C’est néanmoins lors des nombreuses médiations tenues à Doha depuis 2020 dans le dossier afghan que le CSN s’est illustré, autant avec son homologue auprès de l’ancien président Ashraf GhaniHamdullah Mohib, qu’avec les représentants des Talibans. Après la prise de pouvoir de ces derniers en août 2021, il a également été au cœur de la diplomatie talibane en tant que messager de luxe du chef du nouveau gouvernement, Mohammed Hassan Akhund. Ce qui a notamment permis à la compagnie nationale qatarie, Qatar Airways, d’être la première à effectuer des vols d’évacuation depuis Kaboul, dès le 9 septembre, une fois les conditions de sécurité approuvées par Mohammed bin Ahmed al-Misnad lui-même. Et à l’émir de recevoir l’approbation des dirigeants occidentaux, Washington et Paris en tête.
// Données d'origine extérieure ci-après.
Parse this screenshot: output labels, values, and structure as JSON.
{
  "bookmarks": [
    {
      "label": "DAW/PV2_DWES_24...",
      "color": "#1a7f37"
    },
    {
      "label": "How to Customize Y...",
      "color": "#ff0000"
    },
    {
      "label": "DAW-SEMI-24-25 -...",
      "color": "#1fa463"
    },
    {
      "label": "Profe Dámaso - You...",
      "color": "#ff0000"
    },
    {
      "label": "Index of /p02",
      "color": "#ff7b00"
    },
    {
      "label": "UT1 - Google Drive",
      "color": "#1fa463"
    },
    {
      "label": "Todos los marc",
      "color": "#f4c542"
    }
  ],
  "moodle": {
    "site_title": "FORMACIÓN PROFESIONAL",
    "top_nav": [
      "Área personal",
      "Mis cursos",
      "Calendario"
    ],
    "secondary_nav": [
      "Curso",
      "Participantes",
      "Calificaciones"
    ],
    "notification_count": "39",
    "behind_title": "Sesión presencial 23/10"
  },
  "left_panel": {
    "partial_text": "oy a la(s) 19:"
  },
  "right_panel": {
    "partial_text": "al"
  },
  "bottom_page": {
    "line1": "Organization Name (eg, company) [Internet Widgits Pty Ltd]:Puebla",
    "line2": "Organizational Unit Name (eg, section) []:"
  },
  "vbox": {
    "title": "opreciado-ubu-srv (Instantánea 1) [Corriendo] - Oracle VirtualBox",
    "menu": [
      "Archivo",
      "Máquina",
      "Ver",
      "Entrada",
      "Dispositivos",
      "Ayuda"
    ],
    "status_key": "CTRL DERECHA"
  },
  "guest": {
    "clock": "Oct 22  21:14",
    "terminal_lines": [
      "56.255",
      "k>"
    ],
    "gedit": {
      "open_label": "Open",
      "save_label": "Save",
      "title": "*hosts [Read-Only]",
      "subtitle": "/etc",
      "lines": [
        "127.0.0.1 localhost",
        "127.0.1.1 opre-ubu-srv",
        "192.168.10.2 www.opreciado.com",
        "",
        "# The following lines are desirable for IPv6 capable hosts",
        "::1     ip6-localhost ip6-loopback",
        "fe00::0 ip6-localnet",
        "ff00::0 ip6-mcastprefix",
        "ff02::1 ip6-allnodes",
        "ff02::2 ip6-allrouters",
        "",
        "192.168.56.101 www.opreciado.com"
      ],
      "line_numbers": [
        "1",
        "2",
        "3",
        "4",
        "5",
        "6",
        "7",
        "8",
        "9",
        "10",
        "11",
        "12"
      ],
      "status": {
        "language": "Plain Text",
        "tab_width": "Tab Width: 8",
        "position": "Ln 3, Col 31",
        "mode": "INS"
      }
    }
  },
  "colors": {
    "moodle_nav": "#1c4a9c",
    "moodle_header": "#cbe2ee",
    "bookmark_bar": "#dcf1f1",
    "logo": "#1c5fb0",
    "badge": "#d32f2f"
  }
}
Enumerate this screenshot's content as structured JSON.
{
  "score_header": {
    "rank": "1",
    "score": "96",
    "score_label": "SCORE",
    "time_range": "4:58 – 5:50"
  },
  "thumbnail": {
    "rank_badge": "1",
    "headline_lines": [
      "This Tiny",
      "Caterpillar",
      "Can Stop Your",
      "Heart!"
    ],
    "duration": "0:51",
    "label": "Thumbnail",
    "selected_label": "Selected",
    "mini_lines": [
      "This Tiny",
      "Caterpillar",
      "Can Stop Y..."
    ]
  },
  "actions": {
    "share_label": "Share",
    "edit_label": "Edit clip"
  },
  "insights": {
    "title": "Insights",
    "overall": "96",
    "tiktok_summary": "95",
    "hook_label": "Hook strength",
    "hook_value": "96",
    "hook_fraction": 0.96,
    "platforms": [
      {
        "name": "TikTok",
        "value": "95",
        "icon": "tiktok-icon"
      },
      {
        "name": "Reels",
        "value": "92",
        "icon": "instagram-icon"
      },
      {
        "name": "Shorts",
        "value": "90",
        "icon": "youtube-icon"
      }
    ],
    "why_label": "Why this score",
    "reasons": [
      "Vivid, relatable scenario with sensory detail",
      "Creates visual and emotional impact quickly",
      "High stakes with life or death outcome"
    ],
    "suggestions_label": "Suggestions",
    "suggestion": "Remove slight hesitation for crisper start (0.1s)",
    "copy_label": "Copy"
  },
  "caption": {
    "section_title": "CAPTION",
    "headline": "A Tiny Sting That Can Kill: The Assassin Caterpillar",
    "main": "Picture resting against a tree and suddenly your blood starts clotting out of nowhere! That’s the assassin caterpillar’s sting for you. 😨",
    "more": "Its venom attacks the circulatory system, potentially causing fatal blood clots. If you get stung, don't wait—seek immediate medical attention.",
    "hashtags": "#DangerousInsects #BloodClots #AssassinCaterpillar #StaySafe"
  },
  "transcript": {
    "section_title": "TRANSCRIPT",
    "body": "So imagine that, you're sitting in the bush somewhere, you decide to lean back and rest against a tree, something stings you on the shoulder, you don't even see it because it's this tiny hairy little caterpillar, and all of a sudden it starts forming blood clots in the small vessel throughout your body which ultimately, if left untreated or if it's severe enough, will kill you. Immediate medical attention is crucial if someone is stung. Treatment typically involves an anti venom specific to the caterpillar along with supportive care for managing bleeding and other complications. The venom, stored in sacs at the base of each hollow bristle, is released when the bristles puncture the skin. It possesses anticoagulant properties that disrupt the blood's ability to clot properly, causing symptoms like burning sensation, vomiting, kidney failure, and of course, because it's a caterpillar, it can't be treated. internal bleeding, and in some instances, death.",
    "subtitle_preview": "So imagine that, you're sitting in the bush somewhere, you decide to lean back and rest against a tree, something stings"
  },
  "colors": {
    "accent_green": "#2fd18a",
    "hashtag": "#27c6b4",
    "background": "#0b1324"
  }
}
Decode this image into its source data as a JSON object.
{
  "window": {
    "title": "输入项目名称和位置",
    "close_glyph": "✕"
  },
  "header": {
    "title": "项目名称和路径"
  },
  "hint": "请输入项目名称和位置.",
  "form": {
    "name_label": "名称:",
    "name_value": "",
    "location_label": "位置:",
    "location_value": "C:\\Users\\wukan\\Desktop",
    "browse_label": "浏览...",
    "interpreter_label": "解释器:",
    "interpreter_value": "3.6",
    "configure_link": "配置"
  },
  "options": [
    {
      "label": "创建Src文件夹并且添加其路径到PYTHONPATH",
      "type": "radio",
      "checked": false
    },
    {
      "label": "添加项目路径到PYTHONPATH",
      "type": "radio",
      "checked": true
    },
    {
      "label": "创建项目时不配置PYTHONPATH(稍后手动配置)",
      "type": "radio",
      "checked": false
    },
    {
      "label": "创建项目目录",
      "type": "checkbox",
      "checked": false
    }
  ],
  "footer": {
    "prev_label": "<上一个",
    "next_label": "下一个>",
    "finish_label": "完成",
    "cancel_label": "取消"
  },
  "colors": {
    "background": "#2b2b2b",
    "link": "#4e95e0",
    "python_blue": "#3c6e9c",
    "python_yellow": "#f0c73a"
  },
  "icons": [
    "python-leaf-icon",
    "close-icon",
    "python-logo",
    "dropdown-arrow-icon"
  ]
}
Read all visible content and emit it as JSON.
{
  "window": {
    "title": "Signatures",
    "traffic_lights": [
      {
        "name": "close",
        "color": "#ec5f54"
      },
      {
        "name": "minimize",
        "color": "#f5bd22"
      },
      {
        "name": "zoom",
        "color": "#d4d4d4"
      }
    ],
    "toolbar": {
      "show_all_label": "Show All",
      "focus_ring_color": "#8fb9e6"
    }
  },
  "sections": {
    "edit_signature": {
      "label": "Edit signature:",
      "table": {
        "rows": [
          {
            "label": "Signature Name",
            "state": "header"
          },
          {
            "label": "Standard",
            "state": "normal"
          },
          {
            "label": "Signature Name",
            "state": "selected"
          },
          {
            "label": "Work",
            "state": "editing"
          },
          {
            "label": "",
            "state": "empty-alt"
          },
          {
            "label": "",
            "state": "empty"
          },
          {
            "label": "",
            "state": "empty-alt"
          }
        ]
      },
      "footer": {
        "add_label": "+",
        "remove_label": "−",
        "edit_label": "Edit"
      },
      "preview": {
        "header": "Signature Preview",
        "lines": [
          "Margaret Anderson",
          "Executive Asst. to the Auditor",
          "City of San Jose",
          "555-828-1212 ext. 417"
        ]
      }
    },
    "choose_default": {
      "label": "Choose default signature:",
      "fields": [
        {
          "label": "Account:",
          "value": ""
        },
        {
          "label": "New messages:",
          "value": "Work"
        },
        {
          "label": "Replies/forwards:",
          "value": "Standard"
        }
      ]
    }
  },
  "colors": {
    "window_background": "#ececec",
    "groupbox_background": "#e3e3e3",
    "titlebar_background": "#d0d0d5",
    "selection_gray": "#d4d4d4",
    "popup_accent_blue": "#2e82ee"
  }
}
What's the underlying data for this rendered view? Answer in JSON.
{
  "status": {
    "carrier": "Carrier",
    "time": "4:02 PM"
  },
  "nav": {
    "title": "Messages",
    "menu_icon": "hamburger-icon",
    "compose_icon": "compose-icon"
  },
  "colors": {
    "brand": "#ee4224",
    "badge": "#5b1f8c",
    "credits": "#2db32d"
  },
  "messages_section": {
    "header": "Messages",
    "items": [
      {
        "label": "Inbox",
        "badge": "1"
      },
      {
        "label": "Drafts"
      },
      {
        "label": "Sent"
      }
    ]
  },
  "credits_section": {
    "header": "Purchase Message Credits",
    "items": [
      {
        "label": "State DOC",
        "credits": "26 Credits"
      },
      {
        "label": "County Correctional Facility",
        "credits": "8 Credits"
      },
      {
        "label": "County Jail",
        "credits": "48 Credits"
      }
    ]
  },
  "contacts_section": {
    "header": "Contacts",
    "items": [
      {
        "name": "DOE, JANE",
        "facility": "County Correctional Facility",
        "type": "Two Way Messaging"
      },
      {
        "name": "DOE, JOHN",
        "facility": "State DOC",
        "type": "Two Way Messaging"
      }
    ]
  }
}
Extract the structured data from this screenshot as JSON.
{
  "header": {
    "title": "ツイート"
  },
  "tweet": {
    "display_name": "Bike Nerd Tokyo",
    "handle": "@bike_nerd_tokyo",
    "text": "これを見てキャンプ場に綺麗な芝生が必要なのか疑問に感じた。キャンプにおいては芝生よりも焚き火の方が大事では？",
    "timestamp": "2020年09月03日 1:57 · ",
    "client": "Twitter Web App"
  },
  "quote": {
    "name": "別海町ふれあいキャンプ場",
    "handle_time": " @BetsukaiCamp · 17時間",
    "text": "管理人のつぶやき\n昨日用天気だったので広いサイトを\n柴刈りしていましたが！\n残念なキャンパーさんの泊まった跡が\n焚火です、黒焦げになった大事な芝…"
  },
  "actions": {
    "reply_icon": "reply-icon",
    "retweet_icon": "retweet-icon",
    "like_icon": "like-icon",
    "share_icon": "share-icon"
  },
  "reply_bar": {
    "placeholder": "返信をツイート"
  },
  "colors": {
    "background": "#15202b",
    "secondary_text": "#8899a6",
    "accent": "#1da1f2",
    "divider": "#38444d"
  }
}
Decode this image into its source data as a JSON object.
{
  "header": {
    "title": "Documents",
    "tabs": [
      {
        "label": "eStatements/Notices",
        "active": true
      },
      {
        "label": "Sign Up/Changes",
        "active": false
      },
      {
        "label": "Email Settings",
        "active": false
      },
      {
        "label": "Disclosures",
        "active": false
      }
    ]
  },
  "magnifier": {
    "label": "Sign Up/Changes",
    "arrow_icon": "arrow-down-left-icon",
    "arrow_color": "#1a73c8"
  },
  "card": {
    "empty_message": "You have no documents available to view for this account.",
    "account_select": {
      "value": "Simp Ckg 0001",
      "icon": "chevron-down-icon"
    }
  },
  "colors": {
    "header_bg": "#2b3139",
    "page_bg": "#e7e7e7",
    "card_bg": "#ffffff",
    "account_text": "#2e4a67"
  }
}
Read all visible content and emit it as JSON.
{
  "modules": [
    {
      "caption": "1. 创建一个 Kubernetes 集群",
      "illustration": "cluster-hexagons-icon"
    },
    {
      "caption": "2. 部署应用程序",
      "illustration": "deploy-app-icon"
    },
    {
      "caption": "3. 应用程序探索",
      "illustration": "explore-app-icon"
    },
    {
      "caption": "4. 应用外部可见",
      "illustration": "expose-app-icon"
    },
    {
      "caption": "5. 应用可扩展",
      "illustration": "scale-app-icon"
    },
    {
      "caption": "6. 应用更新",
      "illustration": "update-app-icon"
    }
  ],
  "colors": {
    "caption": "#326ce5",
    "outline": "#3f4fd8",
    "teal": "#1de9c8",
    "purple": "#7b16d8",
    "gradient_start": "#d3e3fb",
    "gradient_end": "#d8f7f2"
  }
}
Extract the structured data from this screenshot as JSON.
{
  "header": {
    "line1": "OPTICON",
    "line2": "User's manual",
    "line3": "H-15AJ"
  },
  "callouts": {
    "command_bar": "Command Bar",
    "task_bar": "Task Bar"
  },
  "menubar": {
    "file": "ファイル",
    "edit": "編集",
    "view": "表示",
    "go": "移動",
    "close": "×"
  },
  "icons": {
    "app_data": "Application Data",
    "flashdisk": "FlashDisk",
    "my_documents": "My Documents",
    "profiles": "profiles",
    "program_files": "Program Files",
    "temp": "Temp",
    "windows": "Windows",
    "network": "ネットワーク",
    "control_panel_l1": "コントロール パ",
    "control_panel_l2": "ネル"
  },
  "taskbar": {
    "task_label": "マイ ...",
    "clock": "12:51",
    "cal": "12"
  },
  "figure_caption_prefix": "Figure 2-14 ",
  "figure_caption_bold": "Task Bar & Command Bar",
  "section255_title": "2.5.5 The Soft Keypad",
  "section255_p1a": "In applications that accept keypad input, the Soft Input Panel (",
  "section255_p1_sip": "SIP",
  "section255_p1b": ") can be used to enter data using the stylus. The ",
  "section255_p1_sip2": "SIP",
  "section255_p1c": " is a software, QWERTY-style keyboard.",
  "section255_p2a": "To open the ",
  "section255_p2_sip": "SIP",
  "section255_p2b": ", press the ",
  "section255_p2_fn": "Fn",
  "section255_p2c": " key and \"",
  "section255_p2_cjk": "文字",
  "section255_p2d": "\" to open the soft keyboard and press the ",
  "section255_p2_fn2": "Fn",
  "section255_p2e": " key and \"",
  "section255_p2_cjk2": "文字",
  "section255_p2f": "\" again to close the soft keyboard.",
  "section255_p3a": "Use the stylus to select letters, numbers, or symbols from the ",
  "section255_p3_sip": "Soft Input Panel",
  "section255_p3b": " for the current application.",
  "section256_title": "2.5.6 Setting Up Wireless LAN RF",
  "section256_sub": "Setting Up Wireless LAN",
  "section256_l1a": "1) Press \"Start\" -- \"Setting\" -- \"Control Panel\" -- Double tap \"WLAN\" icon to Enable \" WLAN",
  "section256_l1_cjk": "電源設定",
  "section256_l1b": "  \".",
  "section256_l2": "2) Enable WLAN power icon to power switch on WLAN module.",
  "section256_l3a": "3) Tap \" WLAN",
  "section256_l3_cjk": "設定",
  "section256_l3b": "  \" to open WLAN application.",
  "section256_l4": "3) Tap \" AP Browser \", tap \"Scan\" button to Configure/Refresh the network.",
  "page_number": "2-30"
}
Al-Misnad s’est également placé sur la carte des médiations israélo-palestiniennes. C’est lui qui a accueilli en février 2020 Yossi Cohen, alors directeur du Mossad, accompagné de l’ancien chef d’Aman – le renseignement militaire israélien – Herzl Halevi. Ce dernier s’est à nouveau rendu à Doha en août 2020, de sa propre initiative, avec plusieurs responsables de l’appareil sécuritaire israélien, notamment du Shin Bet et du National Security Council, pour avancer sur l’épineux dossier du financement du Hamas, dont le Qatar est le principal pourvoyeur de fonds. Celui-ci est en effet progressivement repris en main à Doha par al-Misnad en personne, à mesure que les Israéliens écartent Mohammed al-Emadi, l’ambassadeur qatari du Comité pour la réhabilitation de Gaza.

Une histoire de famille

Issu d’une famille originaire de la ville d’Al Khor et assez discrète sur la scène politique et économique du pays, Mohammed bin Ahmed al-Misnad est le cousin de la très influente Mozah bint Nasser al-Missned, la deuxième des trois épouses de l’ancien émir Hamad bin Khalifa al-Thani (au pouvoir de 1995 à 2013) et mère de l’actuel émir. Pilote du soft power qatari – elle préside la puissante Qatar Foundation, en plus d’être impliquée auprès de l’Unesco, dans divers projets d’aide publique au développement ainsi que dans l’accueil de la Coupe du monde de football en 2022 -, elle a notamment fait monter en puissance ses deux filles, les sœurs de l’émir : Hind bint Hamad al-Thani, dorénavant directrice générale de la Qatar Foundation, et Al Mayassa bint Hamad al-Thani, chargée du rayonnement du Qatar dans le monde de l’art. C’est cette même Sheikha Mozah qui aurait soufflé à son fils l’émir le nom de celui qu’il appelle « oncle », Mohammed bin Ahmed al-Misnad, pour piloter son agenda diplomatique.